Singular Value Decomposition

Singular Value Decomposition#

The Singular Value Decomposition (SVD) is one of the most important matrix factorizations used in data science and machine learning. It is a vital tool used in methods like Principal Component Analysis (PCA) and Latent Semantic Analysis (LSA).

Explanation of Singular Value Decomposition (SVD)#

Theorem 6

The SVD expresses any \(m \times n\) real matrix \(A\) as the product of three specific matrices:

\[ A = U \Sigma V^T \]

\(A\) is an \(m \times n\) matrix.
\(U\) is an orthogonal matrix (\(m \times m\)), whose columns are the left singular vectors.
\(V\) is an orthogonal matrix (\(n \times n\)), whose columns are the right singular vectors.
\(\Sigma\) (or \(\Lambda\)) is an \(m \times n\) rectangular diagonal matrix.
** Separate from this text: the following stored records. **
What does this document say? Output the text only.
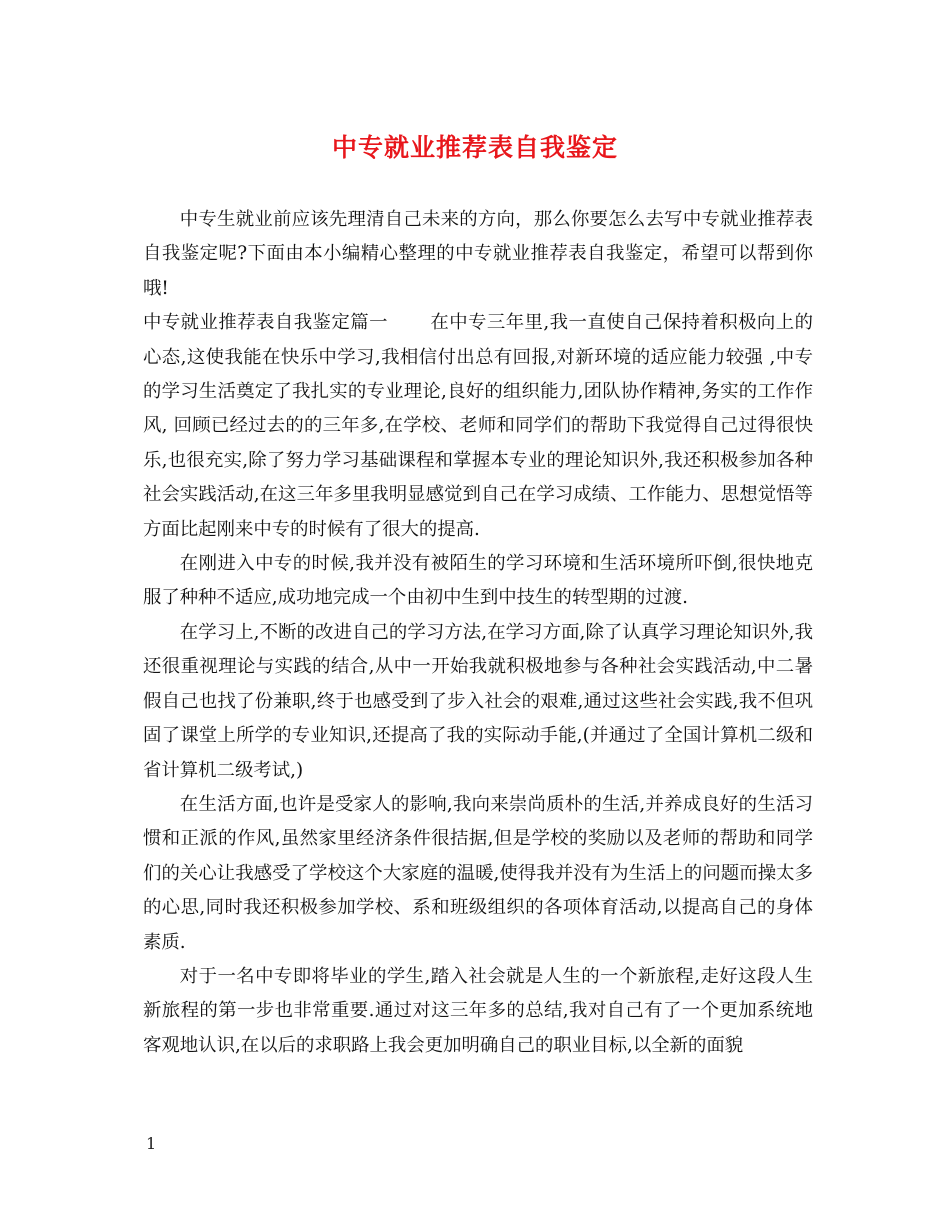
中专就业推荐表自我鉴定

中专生就业前应该先理清自己未来的方向，那么你要怎么去写中专就业推荐表自我鉴定呢?下面由本小编精心整理的中专就业推荐表自我鉴定，希望可以帮到你哦!

中专就业推荐表自我鉴定篇一 在中专三年里,我一直使自己保持着积极向上的心态,这使我能在快乐中学习,我相信付出总有回报,对新环境的适应能力较强 ,中专的学习生活奠定了我扎实的专业理论,良好的组织能力,团队协作精神,务实的工作作风, 回顾已经过去的的三年多,在学校、老师和同学们的帮助下我觉得自己过得很快乐,也很充实,除了努力学习基础课程和掌握本专业的理论知识外,我还积极参加各种社会实践活动,在这三年多里我明显感觉到自己在学习成绩、工作能力、思想觉悟等方面比起刚来中专的时候有了很大的提高.

在刚进入中专的时候,我并没有被陌生的学习环境和生活环境所吓倒,很快地克服了种种不适应,成功地完成一个由初中生到中技生的转型期的过渡.

在学习上,不断的改进自己的学习方法,在学习方面,除了认真学习理论知识外,我还很重视理论与实践的结合,从中一开始我就积极地参与各种社会实践活动,中二暑假自己也找了份兼职,终于也感受到了步入社会的艰难,通过这些社会实践,我不但巩固了课堂上所学的专业知识,还提高了我的实际动手能,(并通过了全国计算机二级和省计算机二级考试,)

在生活方面,也许是受家人的影响,我向来崇尚质朴的生活,并养成良好的生活习惯和正派的作风,虽然家里经济条件很拮据,但是学校的奖励以及老师的帮助和同学们的关心让我感受了学校这个大家庭的温暖,使得我并没有为生活上的问题而操太多的心思,同时我还积极参加学校、系和班级组织的各项体育活动,以提高自己的身体素质.

对于一名中专即将毕业的学生,踏入社会就是人生的一个新旅程,走好这段人生新旅程的第一步也非常重要.通过对这三年多的总结,我对自己有了一个更加系统地客观地认识,在以后的求职路上我会更加明确自己的职业目标,以全新的面貌

1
Its diagonal elements, \(\sigma_i\), are real, non-negative numbers called singular values. These singular values are arranged in descending order: \(\sigma_1 \geq \sigma_2 \geq \cdots \geq \sigma_p \geq 0\), where \(p = \min(m, n)\).

The SVD exists for any real matrix, even if it is not a square matrix. It can be regarded as a generalization of the diagonalization of a square matrix.

SVD and the Association with “Space” (Scales of the Matrix)#

SVD is conceptually associated with “Space” because it describes the geometry of a transformation, unlike eigendecomposition, which is associated with “Time”. SVD systematically represents the multiple scales involved when the matrix \(A\) is applied to a vector.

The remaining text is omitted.